An independent regulator was the central recommendation of the fan-led review, which was commissioned by the Government last year in the wake of the European Super League scandal.
A White Paper setting out the regulator’s scope had initially been due for publication in the summer, but there have been three Prime Ministers since that timetable was first set out and the upheaval has led to delays and uncertainty.
It was even reported that Liz Truss, who resigned as Prime Minister on October 20 having taken on the leadership of the party in September, had been preparing to abandon plans for a regulator altogether.
Her successor, Rishi Sunak, publicly committed himself to implementing all 10 recommendations of the fan-led review during the Conservative leadership contest in the summer. Now, a group of clubs from across the football pyramid, including 15 from Leagues One and Two, have called upon his Government to make good on that pledge.
“Football clubs are at the heart of our communities, with numerous local businesses dependent on them. Inaction now could lead directly to clubs being wiped off the map and local economies and communities being devastated,” the letter to Culture Secretary Michelle Donelan stated.

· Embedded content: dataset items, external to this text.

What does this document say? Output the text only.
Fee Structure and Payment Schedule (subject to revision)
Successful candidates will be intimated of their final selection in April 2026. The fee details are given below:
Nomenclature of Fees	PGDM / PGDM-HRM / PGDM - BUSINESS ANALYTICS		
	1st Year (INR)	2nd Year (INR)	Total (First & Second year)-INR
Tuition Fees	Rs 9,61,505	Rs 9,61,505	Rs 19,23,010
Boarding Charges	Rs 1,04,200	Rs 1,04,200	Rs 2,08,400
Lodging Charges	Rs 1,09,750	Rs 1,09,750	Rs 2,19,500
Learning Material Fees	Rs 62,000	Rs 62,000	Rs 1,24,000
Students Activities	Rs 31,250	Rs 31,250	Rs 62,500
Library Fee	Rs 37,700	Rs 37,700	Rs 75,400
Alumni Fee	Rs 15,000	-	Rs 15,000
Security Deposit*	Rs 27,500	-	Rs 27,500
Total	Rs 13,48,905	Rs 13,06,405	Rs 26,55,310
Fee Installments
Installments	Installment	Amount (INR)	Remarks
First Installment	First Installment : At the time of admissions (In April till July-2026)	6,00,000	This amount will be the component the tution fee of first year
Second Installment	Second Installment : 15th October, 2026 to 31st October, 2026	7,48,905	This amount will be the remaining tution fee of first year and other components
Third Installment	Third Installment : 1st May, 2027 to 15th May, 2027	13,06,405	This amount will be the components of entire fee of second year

The letter, co-ordinated by football reform campaign group Fair Game, noted Donelan’s speech to the Conservative Party conference in September where she recognised the impact of clubs within her constituency and how she could not be happier to serve as Secretary of State in charge of sport at a time when “British sporting excellence is all around us”.
“You are right football is incredible, but all those great things you mentioned are at risk,” the letter continued.
“Football is at a crossroads and the future of the game hangs in the balance.
“We have seen over a third of clubs go into administration since the turn of the century. And in 2020, 52 per cent of clubs were technically insolvent. Since then the pandemic has left clubs on their knees and the cost-of-living crisis threatens to deliver a knockout blow.
“To save football we need the independent regulator. Any further delay is simply not in the wider interests of football – and crucially the communities they serve.
“We await the White Paper on football governance with interest and we implore you to commit to immediate legislation for a regulator in the next King’s Speech.”